ABSTRACT
Support is requested for a Keystone Symposia conference entitled Cancer Evolution and Combinatorial
Cancer Therapies: Concepts and Challenges, organized by Drs. William Sellers, Charles Swanton and Lillian
Siu. The conference will be held in Banff, Alberta Canada from January 19-23, 2020.
Progress in understanding the clonal and sub-clonal processes driving tumor evolution, tumor heterogeneity,
the mechanisms of therapeutic resistance, and in defining new cancer dependencies have converged to help
inform more rational approaches to achieving the development of transformative combination therapeutic
regimens in cancer. Nonetheless, examples of highly effective rationally elucidated combinations remain rare
and the pre-clinical and clinical development challenges to this goal are substantial. As an example, the
emergent role of immunotherapeutics having curative potential has led to tremendous excitement, yet
increased complexity. The broad swath of empiric based clinical trials attests to the continued and growing
need for improved pre-clinical means by which transformative combinations can be identified.
This conference will bring together evolutionary and computational biologists, experts in functional genomics,
translational scientists, drug discovery researchers and physician leaders in clinical development. The
conference program begins with how evolutionary processes drive the “natural” progression of cancer and how
such processes lead to the measured heterogeneous populations of cells resident in all tumors. These two
related forces, driven at least in part by ongoing mutational processes, then combine to give rise to therapeutic
resistance, which enables researchers to robustly identify mechanisms relevant to humans in pre-clinical
models.
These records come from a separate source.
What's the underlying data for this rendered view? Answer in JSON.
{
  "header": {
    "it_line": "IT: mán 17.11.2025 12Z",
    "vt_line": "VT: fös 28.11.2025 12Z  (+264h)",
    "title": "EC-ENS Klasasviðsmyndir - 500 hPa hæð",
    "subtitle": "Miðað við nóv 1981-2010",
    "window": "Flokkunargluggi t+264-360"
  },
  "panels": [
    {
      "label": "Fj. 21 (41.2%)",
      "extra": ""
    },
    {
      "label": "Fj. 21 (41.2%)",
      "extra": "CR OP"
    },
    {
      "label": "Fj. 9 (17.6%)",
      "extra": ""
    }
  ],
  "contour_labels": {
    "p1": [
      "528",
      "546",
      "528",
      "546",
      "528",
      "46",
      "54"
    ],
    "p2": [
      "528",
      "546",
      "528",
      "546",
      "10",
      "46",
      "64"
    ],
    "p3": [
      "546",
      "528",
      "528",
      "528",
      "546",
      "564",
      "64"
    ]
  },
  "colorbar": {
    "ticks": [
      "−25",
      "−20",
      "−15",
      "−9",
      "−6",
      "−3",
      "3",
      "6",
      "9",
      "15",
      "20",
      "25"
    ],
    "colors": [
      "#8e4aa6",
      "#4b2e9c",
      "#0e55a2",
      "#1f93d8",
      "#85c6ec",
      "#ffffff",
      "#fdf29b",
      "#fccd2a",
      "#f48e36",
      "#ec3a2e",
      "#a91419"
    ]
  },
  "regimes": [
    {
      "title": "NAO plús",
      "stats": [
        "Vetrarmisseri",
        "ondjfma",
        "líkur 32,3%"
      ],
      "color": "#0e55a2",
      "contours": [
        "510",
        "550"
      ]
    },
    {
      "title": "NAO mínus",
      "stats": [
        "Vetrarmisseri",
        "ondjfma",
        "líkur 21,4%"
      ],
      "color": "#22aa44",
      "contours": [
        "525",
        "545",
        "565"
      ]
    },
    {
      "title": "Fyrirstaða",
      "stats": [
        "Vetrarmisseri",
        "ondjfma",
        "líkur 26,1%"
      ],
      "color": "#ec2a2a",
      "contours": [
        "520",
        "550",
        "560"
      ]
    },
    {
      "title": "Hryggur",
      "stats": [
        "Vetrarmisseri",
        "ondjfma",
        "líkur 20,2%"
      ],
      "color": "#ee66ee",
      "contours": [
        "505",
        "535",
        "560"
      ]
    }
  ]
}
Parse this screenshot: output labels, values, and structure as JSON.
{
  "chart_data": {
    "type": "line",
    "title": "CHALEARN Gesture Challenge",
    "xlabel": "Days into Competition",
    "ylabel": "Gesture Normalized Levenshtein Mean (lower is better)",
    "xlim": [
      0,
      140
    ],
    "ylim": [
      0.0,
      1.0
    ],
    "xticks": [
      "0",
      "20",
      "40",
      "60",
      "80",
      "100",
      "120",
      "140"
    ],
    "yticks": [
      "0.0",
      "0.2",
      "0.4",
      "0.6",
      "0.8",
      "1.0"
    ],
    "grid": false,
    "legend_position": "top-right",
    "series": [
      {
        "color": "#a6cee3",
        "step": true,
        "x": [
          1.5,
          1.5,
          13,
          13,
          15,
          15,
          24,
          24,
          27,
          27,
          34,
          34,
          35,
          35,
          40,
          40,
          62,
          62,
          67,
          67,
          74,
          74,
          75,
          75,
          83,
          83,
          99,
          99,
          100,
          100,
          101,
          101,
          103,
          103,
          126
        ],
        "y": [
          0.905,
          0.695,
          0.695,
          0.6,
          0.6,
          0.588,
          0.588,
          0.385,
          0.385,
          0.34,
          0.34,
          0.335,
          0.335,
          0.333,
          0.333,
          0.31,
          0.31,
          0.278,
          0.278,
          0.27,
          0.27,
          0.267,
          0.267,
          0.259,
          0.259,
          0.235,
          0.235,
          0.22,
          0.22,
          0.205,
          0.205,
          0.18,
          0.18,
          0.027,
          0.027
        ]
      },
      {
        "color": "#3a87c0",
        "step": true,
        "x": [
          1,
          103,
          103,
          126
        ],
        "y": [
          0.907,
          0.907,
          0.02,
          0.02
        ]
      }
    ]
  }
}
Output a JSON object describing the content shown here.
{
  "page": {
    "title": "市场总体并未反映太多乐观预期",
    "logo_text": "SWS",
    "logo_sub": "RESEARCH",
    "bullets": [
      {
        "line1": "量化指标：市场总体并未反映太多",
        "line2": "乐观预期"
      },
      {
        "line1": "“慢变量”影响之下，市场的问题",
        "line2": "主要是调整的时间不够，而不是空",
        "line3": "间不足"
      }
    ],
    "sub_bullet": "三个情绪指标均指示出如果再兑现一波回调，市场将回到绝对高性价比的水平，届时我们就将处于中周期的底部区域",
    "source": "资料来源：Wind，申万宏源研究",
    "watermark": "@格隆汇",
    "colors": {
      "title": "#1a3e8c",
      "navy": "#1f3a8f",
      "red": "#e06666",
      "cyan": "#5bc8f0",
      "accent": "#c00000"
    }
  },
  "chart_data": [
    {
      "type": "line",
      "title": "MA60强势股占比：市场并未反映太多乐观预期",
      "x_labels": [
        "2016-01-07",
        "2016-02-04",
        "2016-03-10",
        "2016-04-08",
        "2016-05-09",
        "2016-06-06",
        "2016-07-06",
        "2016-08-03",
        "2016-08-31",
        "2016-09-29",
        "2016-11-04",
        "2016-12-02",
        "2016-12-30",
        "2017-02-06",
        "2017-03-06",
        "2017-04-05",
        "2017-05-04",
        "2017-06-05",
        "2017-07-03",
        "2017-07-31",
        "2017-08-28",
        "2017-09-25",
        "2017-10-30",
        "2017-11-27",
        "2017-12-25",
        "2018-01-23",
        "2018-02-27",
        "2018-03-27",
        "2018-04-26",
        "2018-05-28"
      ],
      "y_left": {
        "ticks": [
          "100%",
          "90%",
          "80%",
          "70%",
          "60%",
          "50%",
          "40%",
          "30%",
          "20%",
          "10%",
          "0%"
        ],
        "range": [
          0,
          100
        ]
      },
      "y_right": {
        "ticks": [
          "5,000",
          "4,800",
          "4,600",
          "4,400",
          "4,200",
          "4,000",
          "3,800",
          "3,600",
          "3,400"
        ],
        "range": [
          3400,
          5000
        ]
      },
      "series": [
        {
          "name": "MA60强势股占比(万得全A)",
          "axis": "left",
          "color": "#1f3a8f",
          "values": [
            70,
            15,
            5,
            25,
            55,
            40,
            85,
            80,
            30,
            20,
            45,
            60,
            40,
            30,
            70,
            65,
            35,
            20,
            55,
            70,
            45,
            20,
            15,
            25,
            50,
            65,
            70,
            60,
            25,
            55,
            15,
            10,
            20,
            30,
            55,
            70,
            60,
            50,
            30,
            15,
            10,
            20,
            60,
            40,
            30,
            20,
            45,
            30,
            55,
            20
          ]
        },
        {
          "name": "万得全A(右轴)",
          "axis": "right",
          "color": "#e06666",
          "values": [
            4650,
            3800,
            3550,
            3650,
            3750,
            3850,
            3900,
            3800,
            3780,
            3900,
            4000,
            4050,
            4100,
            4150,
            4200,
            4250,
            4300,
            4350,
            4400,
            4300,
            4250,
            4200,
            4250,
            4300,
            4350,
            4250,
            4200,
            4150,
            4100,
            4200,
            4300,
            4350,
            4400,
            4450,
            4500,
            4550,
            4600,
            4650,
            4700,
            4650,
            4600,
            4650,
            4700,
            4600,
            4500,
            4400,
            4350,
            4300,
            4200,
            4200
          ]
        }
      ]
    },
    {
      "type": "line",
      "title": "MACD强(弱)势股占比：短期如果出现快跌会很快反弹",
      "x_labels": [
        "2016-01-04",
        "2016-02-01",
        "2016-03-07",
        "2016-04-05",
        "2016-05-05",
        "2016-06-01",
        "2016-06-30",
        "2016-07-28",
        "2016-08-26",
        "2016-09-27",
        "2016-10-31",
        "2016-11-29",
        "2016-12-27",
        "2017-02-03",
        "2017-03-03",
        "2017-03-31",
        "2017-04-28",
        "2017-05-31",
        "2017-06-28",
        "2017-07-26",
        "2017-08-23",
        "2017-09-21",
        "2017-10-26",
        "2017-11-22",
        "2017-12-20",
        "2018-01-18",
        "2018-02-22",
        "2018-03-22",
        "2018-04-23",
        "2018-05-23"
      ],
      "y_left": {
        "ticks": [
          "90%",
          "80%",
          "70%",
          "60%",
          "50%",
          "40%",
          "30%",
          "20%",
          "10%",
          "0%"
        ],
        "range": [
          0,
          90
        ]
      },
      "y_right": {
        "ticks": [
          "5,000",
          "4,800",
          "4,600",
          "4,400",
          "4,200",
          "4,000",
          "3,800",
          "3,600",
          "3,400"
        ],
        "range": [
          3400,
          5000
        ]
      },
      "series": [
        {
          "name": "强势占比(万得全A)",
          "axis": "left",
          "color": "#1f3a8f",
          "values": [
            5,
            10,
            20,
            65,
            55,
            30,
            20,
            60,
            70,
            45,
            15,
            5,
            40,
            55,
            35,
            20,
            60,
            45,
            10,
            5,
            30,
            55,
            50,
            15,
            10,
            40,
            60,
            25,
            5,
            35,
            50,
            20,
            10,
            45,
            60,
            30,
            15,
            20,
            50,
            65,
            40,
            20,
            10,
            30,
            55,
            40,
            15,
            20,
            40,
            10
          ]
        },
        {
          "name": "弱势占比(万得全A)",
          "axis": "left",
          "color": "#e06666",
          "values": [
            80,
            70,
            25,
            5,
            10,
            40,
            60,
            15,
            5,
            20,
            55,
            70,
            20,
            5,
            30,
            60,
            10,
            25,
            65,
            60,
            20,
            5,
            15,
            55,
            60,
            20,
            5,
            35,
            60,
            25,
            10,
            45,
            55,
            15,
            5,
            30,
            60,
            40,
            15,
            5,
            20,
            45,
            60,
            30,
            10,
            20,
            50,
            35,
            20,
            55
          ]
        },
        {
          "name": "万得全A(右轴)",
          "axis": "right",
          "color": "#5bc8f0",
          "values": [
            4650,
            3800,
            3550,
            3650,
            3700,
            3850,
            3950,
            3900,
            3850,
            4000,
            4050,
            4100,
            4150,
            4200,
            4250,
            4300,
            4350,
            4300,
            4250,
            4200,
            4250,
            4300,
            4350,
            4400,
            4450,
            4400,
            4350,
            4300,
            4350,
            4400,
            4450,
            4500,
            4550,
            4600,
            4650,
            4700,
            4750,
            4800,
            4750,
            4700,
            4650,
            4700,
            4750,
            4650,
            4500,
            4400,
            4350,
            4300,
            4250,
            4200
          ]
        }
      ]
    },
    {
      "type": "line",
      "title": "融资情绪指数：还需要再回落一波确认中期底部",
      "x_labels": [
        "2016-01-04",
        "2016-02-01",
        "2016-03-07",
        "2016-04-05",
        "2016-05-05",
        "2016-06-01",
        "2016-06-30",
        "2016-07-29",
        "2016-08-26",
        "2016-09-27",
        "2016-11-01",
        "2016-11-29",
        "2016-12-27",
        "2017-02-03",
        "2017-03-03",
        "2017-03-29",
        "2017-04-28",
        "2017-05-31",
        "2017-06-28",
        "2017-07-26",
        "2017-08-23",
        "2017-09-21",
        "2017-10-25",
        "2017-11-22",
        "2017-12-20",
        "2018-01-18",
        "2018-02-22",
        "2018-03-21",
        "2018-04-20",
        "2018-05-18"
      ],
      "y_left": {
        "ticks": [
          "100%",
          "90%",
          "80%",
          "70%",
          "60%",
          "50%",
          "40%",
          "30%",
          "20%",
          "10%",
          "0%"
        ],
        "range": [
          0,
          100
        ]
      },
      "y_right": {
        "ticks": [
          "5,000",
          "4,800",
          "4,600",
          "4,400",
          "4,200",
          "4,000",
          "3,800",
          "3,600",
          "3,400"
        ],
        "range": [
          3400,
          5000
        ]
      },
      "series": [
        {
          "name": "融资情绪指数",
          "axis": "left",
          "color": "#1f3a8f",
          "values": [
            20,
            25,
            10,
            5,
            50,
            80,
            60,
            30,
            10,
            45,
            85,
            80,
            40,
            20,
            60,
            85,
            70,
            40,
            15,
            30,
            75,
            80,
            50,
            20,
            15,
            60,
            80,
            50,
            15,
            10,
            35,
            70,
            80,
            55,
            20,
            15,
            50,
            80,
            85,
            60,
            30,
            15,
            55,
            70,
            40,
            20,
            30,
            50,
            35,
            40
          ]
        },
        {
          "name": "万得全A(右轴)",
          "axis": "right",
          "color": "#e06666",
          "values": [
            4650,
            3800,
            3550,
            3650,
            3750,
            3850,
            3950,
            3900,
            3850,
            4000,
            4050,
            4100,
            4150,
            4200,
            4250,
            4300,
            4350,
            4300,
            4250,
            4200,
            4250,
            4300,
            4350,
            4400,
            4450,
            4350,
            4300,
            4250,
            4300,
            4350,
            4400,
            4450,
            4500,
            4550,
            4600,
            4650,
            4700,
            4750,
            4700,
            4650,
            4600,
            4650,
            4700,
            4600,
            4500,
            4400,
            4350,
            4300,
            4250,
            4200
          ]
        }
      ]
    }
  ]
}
The deeper understanding of these forces can inform specific combination therapeutics, but
combination hypotheses are now being discovered though genome-scale functional screening approaches
(e.g. CRISPR, shRNA). Speakers have been invited to discuss the studies which are now taking place in both
the targeted and immuno-oncology (I/O) therapeutic fields. These talks filter into sessions on understanding
how I/O and targeted therapeutics are similar or distinct and to seek the lessons from the clinical trial outputs in
the I/O field that will emerge over the next year. Finally, clinical development paradigms for more rapidly
testing and developing combinations will be covered during the conference.